Software projects are notorious for blowing past their projected timelines. Despite numerous techniques to try to mitigate this, delays and cost overruns are the norm, and have been forever. This is illustrated by such phenomena as the Ninety-Ninety Rule:
The first 90 percent of the code accounts for the first 90 percent of the development time. The remaining 10 percent of the code accounts for the other 90 percent of the development time.
Most software projects follow a long-tailed lifecycle. In the beginning, progress is fast as the basic functionality is built out. Whether you're building a peer-to-peer networking library, an AI contract review product or a self-driving car, you can probably quickly knock out something demo-ready. You might even convince people to buy it! But there will be bugs - holes in your logic, or edge cases you haven't considered. Your demo software will be filled with bugs, and your typical user will complain that your software is "crap."
The process of going from demo software to mature software is the process of hammering down the long tail of bugs. How long will you have to hammer for? It depends on the domain.
A wise man once said:
grug understand all programmer platonists at some level wish music of spheres perfection in code. but danger is here, world is ugly and gronky many times and so also must code be
The insight we can draw from Grug's words is that, the closer your problem is to the "ugly and gronky" real world, the longer and fatter the tail will be.
Self-driving cars are very close to the real world, so their tail is long. The DARPA Grand Challenge was in 2004, and after twenty years of hammering down the tail, Waymo still only operates in five cities. Peer-to-peer networking libraries only have to deal with other computers, so their tail is relatively minuscule - Bitcoin is still running on the same chain debuted by Satoshi Nakamoto in 2009.

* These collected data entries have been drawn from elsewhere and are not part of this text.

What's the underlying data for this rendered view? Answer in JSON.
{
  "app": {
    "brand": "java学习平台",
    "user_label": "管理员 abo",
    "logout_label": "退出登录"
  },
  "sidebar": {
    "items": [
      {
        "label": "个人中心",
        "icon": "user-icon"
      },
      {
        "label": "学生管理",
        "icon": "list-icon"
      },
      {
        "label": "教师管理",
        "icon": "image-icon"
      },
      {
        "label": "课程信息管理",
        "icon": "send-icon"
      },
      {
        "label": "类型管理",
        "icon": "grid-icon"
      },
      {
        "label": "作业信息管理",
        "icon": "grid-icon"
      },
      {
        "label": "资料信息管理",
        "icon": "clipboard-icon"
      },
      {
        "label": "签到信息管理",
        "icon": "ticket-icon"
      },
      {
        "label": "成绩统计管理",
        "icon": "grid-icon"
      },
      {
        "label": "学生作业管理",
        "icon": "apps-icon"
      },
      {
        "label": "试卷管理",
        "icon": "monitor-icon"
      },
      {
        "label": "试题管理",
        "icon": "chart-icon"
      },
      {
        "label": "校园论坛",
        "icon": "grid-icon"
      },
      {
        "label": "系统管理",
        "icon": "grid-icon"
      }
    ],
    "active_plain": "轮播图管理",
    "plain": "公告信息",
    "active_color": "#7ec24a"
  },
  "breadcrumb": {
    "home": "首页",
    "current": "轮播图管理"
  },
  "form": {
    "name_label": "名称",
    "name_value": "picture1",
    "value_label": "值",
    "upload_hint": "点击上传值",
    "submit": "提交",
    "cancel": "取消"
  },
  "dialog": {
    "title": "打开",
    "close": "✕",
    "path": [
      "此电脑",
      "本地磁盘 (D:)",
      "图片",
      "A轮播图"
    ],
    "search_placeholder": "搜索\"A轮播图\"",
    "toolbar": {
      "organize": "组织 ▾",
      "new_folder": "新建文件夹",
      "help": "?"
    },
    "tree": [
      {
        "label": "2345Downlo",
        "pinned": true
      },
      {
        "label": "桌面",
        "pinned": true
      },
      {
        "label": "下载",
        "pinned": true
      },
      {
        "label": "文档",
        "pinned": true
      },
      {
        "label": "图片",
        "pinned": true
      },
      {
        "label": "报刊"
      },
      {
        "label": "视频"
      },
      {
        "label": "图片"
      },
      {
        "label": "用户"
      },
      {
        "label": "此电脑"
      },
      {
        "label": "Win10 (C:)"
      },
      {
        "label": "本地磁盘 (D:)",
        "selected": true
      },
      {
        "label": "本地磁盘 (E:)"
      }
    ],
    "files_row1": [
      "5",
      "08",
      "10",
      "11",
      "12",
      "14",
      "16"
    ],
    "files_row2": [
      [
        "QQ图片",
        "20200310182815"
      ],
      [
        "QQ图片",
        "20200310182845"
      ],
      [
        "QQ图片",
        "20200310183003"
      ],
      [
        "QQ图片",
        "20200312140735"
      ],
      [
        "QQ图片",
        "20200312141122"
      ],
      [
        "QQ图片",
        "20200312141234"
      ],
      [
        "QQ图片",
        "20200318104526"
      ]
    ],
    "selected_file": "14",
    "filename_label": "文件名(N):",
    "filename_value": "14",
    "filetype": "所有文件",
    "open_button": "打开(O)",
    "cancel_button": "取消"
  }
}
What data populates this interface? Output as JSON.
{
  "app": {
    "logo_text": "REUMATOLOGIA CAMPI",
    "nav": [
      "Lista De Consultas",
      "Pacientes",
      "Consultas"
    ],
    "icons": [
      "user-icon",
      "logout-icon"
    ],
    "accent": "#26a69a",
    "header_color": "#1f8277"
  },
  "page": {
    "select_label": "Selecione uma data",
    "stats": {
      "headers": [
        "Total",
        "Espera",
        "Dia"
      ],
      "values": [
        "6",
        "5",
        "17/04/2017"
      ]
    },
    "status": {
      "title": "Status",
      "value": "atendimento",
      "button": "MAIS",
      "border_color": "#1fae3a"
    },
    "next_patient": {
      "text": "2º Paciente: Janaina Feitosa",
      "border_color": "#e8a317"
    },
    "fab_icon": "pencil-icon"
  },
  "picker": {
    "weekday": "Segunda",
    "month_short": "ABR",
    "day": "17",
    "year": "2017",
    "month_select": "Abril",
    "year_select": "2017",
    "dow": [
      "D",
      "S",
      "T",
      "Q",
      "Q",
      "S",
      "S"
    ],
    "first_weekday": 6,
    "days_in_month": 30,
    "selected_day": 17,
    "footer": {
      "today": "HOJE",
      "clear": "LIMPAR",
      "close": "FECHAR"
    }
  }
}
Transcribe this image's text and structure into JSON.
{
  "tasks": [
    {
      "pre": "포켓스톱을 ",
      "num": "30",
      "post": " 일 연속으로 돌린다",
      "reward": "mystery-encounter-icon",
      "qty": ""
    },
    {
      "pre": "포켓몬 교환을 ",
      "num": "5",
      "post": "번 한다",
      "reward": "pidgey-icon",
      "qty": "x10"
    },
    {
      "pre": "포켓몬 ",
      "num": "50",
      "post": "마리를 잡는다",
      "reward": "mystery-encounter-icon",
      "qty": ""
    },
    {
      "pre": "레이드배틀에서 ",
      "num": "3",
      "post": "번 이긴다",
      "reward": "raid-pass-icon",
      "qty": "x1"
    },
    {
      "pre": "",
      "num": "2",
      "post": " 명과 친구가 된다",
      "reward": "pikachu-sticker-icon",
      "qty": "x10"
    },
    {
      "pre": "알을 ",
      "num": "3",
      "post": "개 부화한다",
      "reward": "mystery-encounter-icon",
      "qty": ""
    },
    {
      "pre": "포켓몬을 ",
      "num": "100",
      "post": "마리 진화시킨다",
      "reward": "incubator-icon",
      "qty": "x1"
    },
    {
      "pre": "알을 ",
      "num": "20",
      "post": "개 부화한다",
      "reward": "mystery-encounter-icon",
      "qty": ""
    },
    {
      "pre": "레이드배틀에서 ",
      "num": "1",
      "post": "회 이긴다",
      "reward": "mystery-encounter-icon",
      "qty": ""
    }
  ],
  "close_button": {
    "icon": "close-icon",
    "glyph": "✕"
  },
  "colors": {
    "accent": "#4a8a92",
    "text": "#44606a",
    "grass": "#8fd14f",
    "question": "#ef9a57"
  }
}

Ivo's domain sits in the middle. We’re not driving cars, but after decades of evolution, Microsoft Word barely qualifies as "software" anymore - rather it's some semi-organic digital lifeform that no human fully understands. Contracts, while they bear deceptive resemblance to trees and other familiar datastructures, are unapologetically and often deliberately flawed human constructions. And LLMs...don't get me started on LLMs.
The result of this is it's easy to build demo-ready contracting software, but the road to non-crap contracting software involves hammering down a very long tail.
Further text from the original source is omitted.